Beyond the Obvious: Concept

March 2, 2018, 12:15 pm

The 2015 Beyond the Obvious Conference calls on its participants to learn, reflect, and debate on what balance shall be sought between the condition for a meaningful public sphere on one side, and private and commercial interests on the other, in order to:

  • Ensure the enjoyment of fundamental cultural rights such as participation in cultural life and the right to freely express oneself;
  • Guarantee a fair remuneration to creation together with the conditions to create and exchange in the digital world;
  • Fulfil peoples’ right to take part in governance and to shape their community, at local/regional level.


All rights come with related duties among which those to the community in which alone the free and full development of his (her) personality is possible.

Among these, for “the people of culture”, is to bear the responsibility to strive for the cultural development of every child and adult to be recognised and supported as an essential public good. The alternative – we are already witnessing it – is to see culture loosing ground in a shrinking public sphere and being marginalised to the domain of entertainment and leisure.


The historical period we live brings new and old and challenges that demand innovative answers, creative thinking, disposition to change and to commit, to strive, to coalesce with others. More in general, our fast changing times demand that “the people of culture” embrace and truly enact a broader “civic footprint” approach to their relation with society and to advocacy.

The Universal Declaration of Human Rights ends saying that nobody holds the right to engage in any activity or to perform any act aimed at the destruction of any of the rights and freedoms set forth herein. The real world shows that, on the contrary, many attempt to do this and often sadly succeed.
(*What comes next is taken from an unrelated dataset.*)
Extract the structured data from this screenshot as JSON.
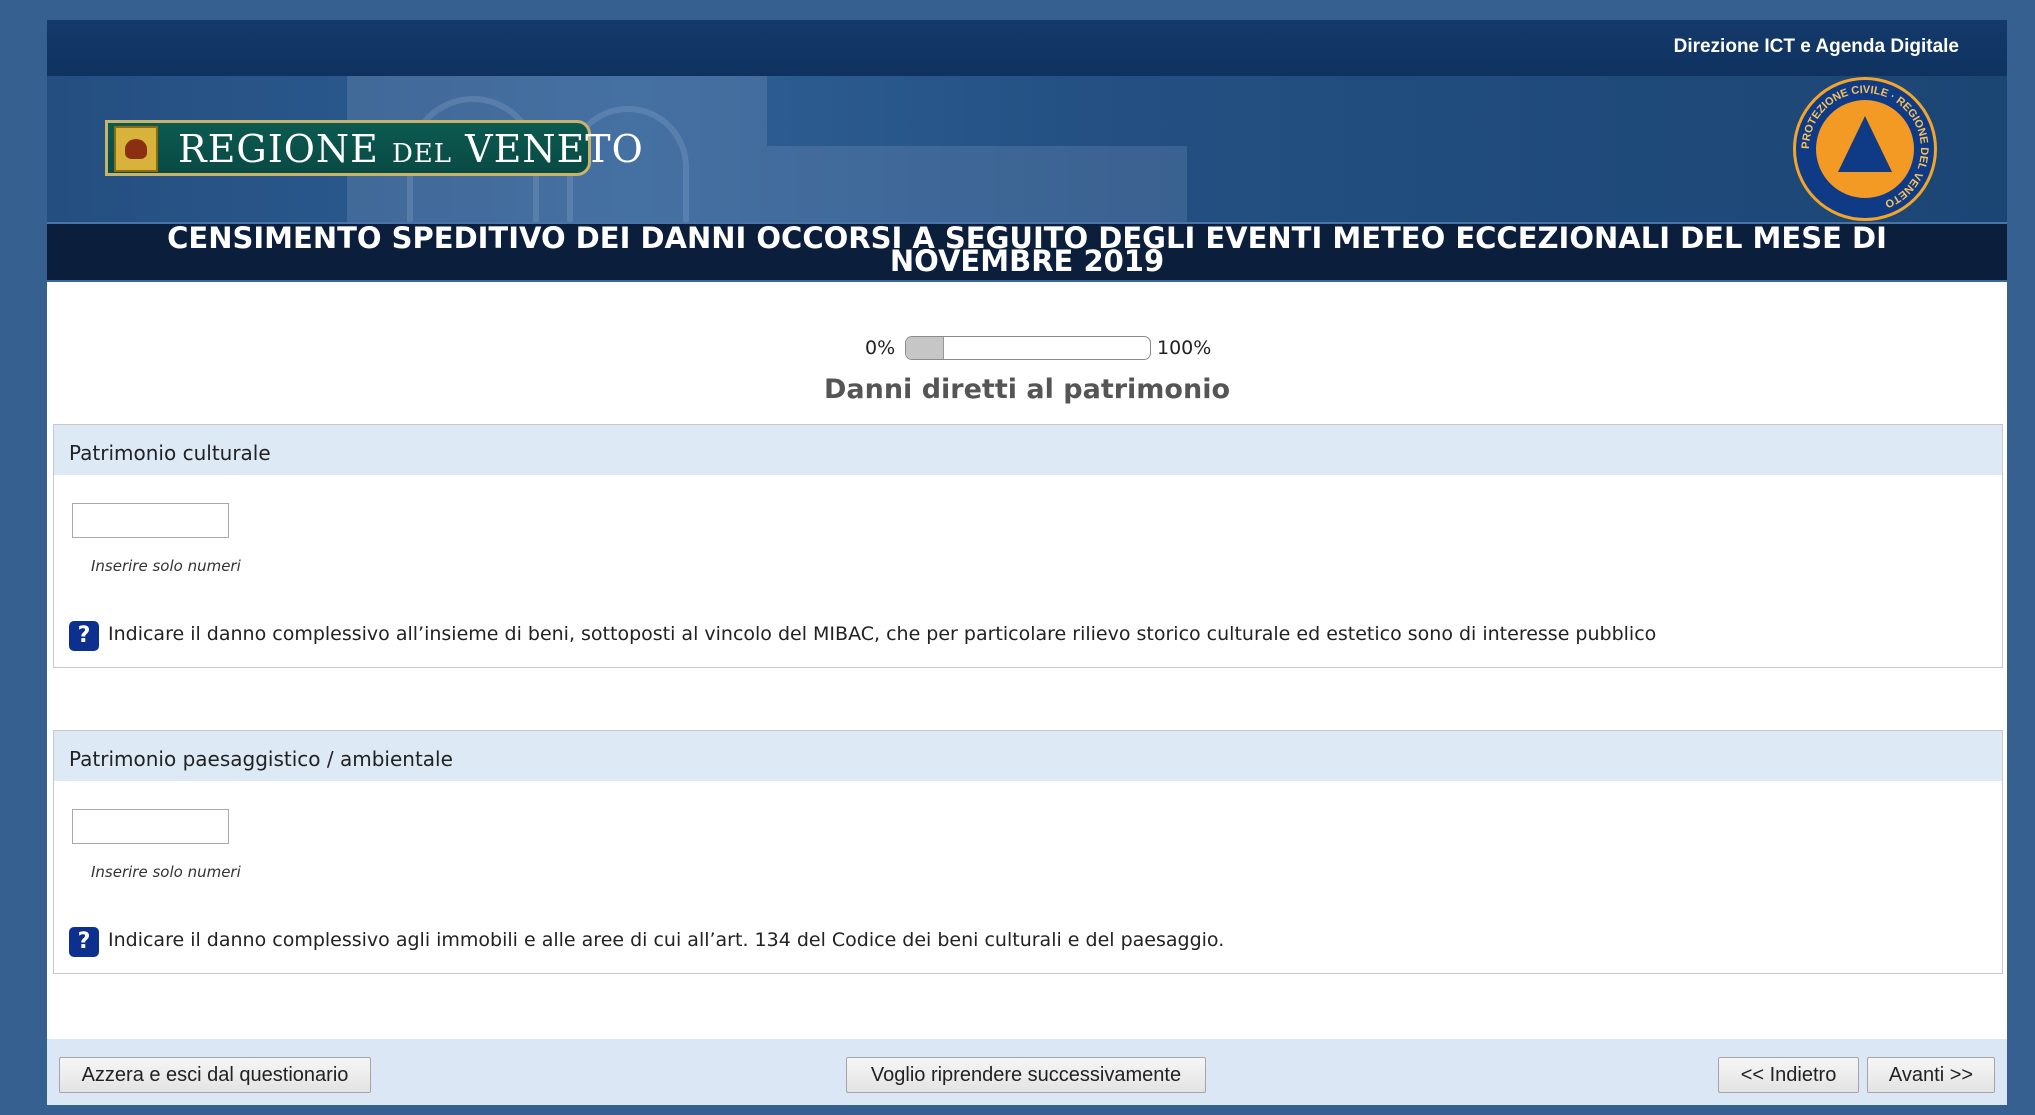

BtO will gather many who, instead, engage in enhancing those rights in their professional and private lives. All human beings are born free and equal in dignity and rights. They are endowed with reason and conscience and should act towards one another in a spirit of solidarity.


BtO invests in the empathy, reason and conscience of the “people of culture” because only this forms people’s direct engagement in developing adequate solutions to today’s challenges, daring to bring these considerations to light and guiding us through the transition we are in.